Aceh Bakal Terapkan Hukuman Potong Tangan Bagi Koruptor

Minggu, 31 Mei 2015 09:00
Aceh Bakal Terapkan Hukuman Potong Tangan Bagi KoruptorAceh menggodok usulan hukum potong tangan koruptor @detik.com

Pemerintah daerah Provinsi Aceh tengah menggodok usulan dari Majelis Permusyawaratan Ulama (MPU) untuk memasukan uqubat (hukuman) pidana potong tangan terhadap koruptor. Hal itu merupakan upaya untuk mencegah mucuulnya koruptor baru di Indonesia.

"Kami sangat mendukung koruptor dipotong tangan karena itu sejalan dengan perintah Islam murni. Di Aceh hanya tinggal disusun qanun (undang-undang) untuk memperkuat regulasi," kata Ketua MPU Aceh Barat Ustad H. Abdurrani di Meulaboh, Kamis (28/5).

Penerapan uqubat berdasarkan qanun Syariat Islam itu sudah mendapat dukungan positif dari berbagai elemen masyarakat Aceh. Seperti akademisi guru besar perguruan tinggi, LSM, DPD-RI, TNI, Polri dan sejumlah pihak lainnya sudah membuat dukungan secara langsung yang dihimpun Lembaga Konsultasi dan Mediasi Bersama (LKMB) 2015.

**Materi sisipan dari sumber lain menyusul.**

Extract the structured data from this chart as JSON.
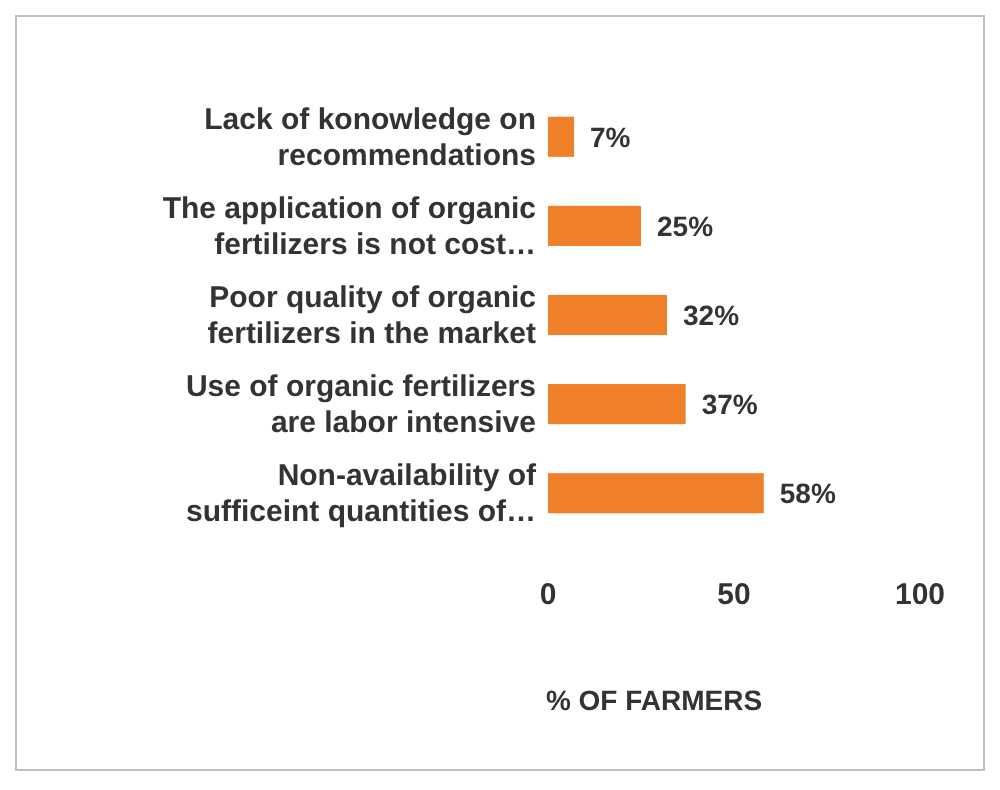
{
  "chart_data": {
    "type": "bar",
    "orientation": "horizontal",
    "xlabel": "% OF FARMERS",
    "categories": [
      "Lack of konowledge on recommendations",
      "The application of organic fertilizers is not cost…",
      "Poor quality of organic fertilizers in the market",
      "Use of organic fertilizers are labor intensive",
      "Non-availability of sufficeint quantities of…"
    ],
    "values": [
      7,
      25,
      32,
      37,
      58
    ],
    "value_labels": [
      "7%",
      "25%",
      "32%",
      "37%",
      "58%"
    ],
    "color": "#f07f2a",
    "xlim": [
      0,
      100
    ],
    "xticks": [
      0,
      50,
      100
    ]
  }
}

Ustad H. Abdurrani menjelaskan, hukuman pidana potong tangan berdasarkan syariat Islam itu sudah tepat, khususnya di Aceh.

"Berbicara potong tangan dalam Islam sudah jelas, seorang pencuri yang mencuri harta dengan jumlah yang sudah ditentukan, tapi mungkin selama ini kita ada pertimbangan lain," imbuhnya.

Namun, ujarnya, penerapan hukuman tersebut perlu dipertimbangkan dengan matang agar tidak bentrok dengan aturan yang lebih tinggi. Meski demikian, dirinya yakin tidak ada satupun pasal dalam undang-undang yang terlangar apabila kebijakan itu diterapkan secara nasional. Demikian dilansir dari Kriminalitas.com.